Они отправились вниз еще до рассвета. Шли через древние, загадочные леса на склонах Таран-гая. Листва покрывала деревья чуть ли не до земли, не было слышно пения птиц. Сейчас они шли к морю.

Вскоре лес кончился, ландшафт изменился. Появились голые, неприступные скалы. В лицо повеял легкий морской ветер, еще минута — и они услышали рокот волн, разбивающихся об отвесный берег.

Труднопроходимыми тропами Сармик привел их в широкую, защищенную бухту, полную гальки, которая шуршала, когда на нее накатывались ленивые волны. Именно здесь находились рыбачьи лодки Таран-гая. И здесь все они могли увидеть, насколько события последних лет опустошили страну. Слишком многие лодки лишились хозяев, некому было сейчас защитить их от ветров и непогоды, лодки постепенно разрушались.

Даниэль смотрел на группу у большой лодки, которой они собирались воспользоваться. Там были и Шира, маленькая, слабая, дрожащая на холодном утреннем ветру. Она выглядела настолько растерянной и беззащитной, что Даниэлю захотелось схватить ее в охапку и защищать от всех напастей.

Но он не мог идти вместе с ними! Ради Ширы он должен был оставаться на берегу. Ировар попросил его вернуться назад, в Нор, в их жилище, и ждать, когда они вернутся. Если они вернутся. И поэтому было бы лучше, если бы Даниэль отправился со шхуной, промышлявшей тюленей, в Архангельск, а потом к себе домой, в свою страну. Он уже сделал свое дело, рассказал о Венделе, видел его дочь. Именно благодаря приезду Даниэля приступили к решению этой необходимой, но чрезвычайно сложной задачи — освободить его собственный род и таран-гайцев.

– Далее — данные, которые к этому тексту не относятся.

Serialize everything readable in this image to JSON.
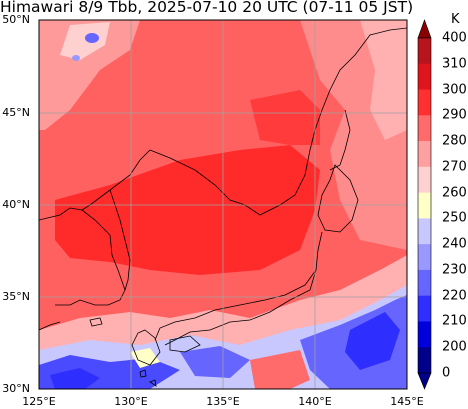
{
  "title": "Himawari 8/9 Tbb, 2025-07-10 20 UTC (07-11 05 JST)",
  "map": {
    "lat_labels": [
      "50°N",
      "45°N",
      "40°N",
      "35°N",
      "30°N"
    ],
    "lat_values": [
      50,
      45,
      40,
      35,
      30
    ],
    "lon_labels": [
      "125°E",
      "130°E",
      "135°E",
      "140°E",
      "145°E"
    ],
    "lon_values": [
      125,
      130,
      135,
      140,
      145
    ],
    "lat_range": [
      30,
      50
    ],
    "lon_range": [
      125,
      145
    ],
    "gridlines": true
  },
  "colorbar": {
    "unit": "K",
    "ticks": [
      "400",
      "310",
      "300",
      "290",
      "280",
      "270",
      "260",
      "250",
      "240",
      "230",
      "220",
      "210",
      "200",
      "0"
    ],
    "colors": [
      "#8b0000",
      "#b8141c",
      "#e0141c",
      "#ff3030",
      "#ff6a6a",
      "#ffa0a0",
      "#ffd0d0",
      "#ffffc8",
      "#c8c8ff",
      "#9898ff",
      "#6666ff",
      "#2e2eff",
      "#0000dc",
      "#00008b"
    ]
  }
}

Больше Даниэль ничего не мог сейчас сделать, и Сармик согласился с ним. На душе у Даниэля было очень тоскливо. Ведь он же хотел помочь Шире, а не быть ей в тягость!

Пока он бродил по берегу, он услышал яростную перепалку между теми, кто стоял у лодки, обсуждая, как следует ей править. Он впервые услышал, как Шира повысила голос. Первый раз услышал, что она злится.

— Нет, — кричала она возбужденно. — Нет, ты с нами не поедешь, Мило. Я не выношу твои кровожадные ухмылки, твое наплевательское отношение к людям. Я не хочу, не хочу, чтобы ты был рядом!

— Но Шира! — в ужасе вздохнул Ировар. — Ты еще никогда не вела себя так! Ты с ума сошла, ты не можешь обижать другого человека, особенно теперь, ты совсем потеряла рассудок? Неужели ты хочешь разрушить все, что мы создали, ты и я?

Она разрыдалась.

— Прости меня, дедушка, но я не могу согласиться, чтобы он ехал с нами. Я так боюсь, так боюсь всего, что должно случиться, и я просто не вынесу, если рядом со мной сейчас будет находиться такое злобное существо!

Сармик быстро проговорил:

— Мило, будет лучше, если ты останешься.

Мило ругался долго и искренне. Даниэль был рад, что не понимает, как Мило обзывает Ширу. Но ее он, разумеется, понять мог. Черный таран-гаец с клыками был одним из самых отвратительных людей, которых приходилось встречать Даниэлю. В каком-то смысле он был еще отвратительнее Мара, потому что Мило был человеком. Мара не следовало учитывать, ведь он был проклятый, может быть, худший из всех потомков Тенгеля Злого. Орин раздраженно заявил:

— Если Мило остается, я тоже останусь.

Орин и Мило, оскорбленные, отправились в обратный путь к скалам.

Шира вытерла глаза и, дрожа, перевела дух. «Странно, что она ничего не говорит о Маре, — подумал Даниэль. — Она, конечно, не осмеливается. Или знает, что с него, как с гуся вода». Хотя и Даниэль, и все остальные знали, что Map попытается помешать Шире.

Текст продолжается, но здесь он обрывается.